CONTRATAPA
› Por Raúl Bergamaschi
En la esquina de la calle corta que iba para el mercado, a media mañana, cuando el ajetreo de distraídos compradores de mercaderías se hacia intenso y el movimiento parroquiano de los boliches de alrededor llegaba a su punto más álgido, un hombre de traje oscuro, camisa blanca y corbata al tono abría su atril. Luego, lo cubría con un paño rojo poniendo encima la misteriosa cajita cuadrada pintada con arabescos y dragones de zonas muy lejanas.
Salíamos disparando para la plaza ni bien escuchábamos el comienzo de su llamado que se componía también con acalorados gritos que acompañaban el sonido de aquel extraño cornetín. Así quedábamos todos invitados a congregarnos para compartir su espectáculo. Todos los gurises del barrio corríamos para intentar tener la primera fila y ver en detalle, como en cámara lenta, el desarrrollo de la función. En poco tiempo, reunía un buen número de niños y adultos que, con los ojos grandotes, seguían minuciosamente el discurso, los ademanes y gestos de aquel hombre entre medio y medio hechicero.
Con la astucia de un zorro daba comienzo a su espectáculo generando misterio. En el momento preciso, sacaba de un cesto despeluchado de mimbre una víbora que enroscaba alrededor de su cuello. Recuerdo que nuestra sangre se helaba ante aquel repugnante y temido animal. Pero a pesar del desagrado y el ingenuo temor, nos sobreponíamos porque era más fuerte el deseo con el que esperábamos la lucha entre la víbora y la feroz araña que estaba en la caja de arabescos multicolores. Cuando ese momento se acercaba, el mago de la calle corta, daba una espectacular media vuelta, estiraba su cuello e invitaba a los parroquianos que transitaban por detrás de la rueda de espectadores a acercarse al ruedo para ver la fabulosa pelea en la que triunfaría el monstruoso e invencible insecto de la selva tropical.
Los minutos pasaban y nosotros, que por ese entonces éramos gurises, experimentábamos estar embargados por sentimientos encontrados. Entre el miedo y la curiosidad, el espectáculo crecía. Todo estaba por acontecer y cuando el suspenso llegaba a su máxima expresión, el mago dejaba la víbora en su cesto, levantaba la tapa de una valija desgastada y comenzaba una nueva función tan fascinante como la anterior.
Sus manos se llenaban de lapiceras, cortaplumas y pelapapas que comenzaba a ofrecer, según él muy económicos porque venían directamente de una empresa internacional. A continuación, la gente presente sacaba sus pesos y compraba las mercancías. Así nuestros ojos paseaban extasiados entre la caja de arabescos y dragones y esos maravillosos objetos que el encantador de sueños ofrecía. La angustia de no tener dinero en nuestros bolsillos del pantalón corto y tiradores para comprarlos, se sentía en el pecho. Pecho que también nos recordaba el temor cuando la piel se nos erizaba pensando en la víbora y la araña.

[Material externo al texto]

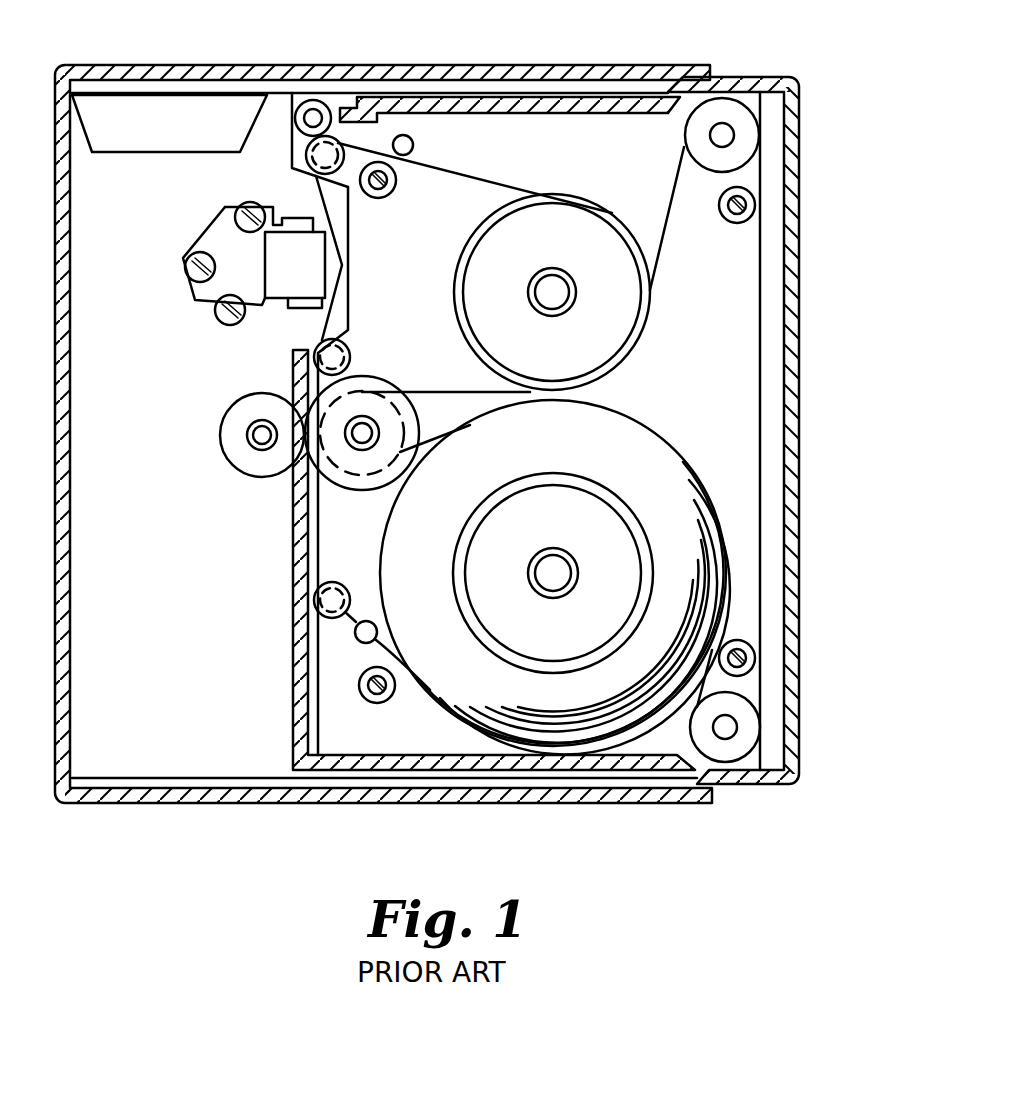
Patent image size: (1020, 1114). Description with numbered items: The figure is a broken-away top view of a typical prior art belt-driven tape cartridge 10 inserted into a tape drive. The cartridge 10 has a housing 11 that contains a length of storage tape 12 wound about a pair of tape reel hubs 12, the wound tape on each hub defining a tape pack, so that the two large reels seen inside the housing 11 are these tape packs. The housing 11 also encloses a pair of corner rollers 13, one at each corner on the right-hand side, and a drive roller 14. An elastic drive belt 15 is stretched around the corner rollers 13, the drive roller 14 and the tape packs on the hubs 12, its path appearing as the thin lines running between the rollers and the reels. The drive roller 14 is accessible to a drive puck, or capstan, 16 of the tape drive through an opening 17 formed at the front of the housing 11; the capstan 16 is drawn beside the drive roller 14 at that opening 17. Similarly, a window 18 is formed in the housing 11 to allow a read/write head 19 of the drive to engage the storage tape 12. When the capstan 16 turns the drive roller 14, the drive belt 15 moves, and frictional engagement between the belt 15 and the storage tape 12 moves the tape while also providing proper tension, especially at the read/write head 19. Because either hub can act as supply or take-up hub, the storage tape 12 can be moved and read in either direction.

De repente todo terminaba. No había más pelea hasta la próxima presentación que nunca sabíamos cuando sería. Los pueblerinos se iban retirando, mirando los objetos comprados. Nosotros, en cambio, nos quedábamos hasta el final esperando vaya uno a saber qué. Después, el mago, el hechicero, el misterioso hombre de arañas y víboras juntaba sus cosas cerrando el sueño y el misteriorio hasta la próxima. Emprendía con su valija, el camino hacia la fonda del mercado y nosotros salíamos corriendo, gritando y jugando con espadas imaginarias que peleaban en selvas tropicales contra monstruos, dragones y enemigos que llevaban tatuados en sus pechos los arabescos de la valija que nunca se abría y en la que vivía la araña.
Hoy, distante de aquel tiempo de mi niñez, sigo negando que el hombre de traje negro, camisa blanca y corbata al tono fuera un vendedor de chucherías. Fue y seguirá siendo el mago, el hechicero, el duende, el encantador de la calle corta del mercado.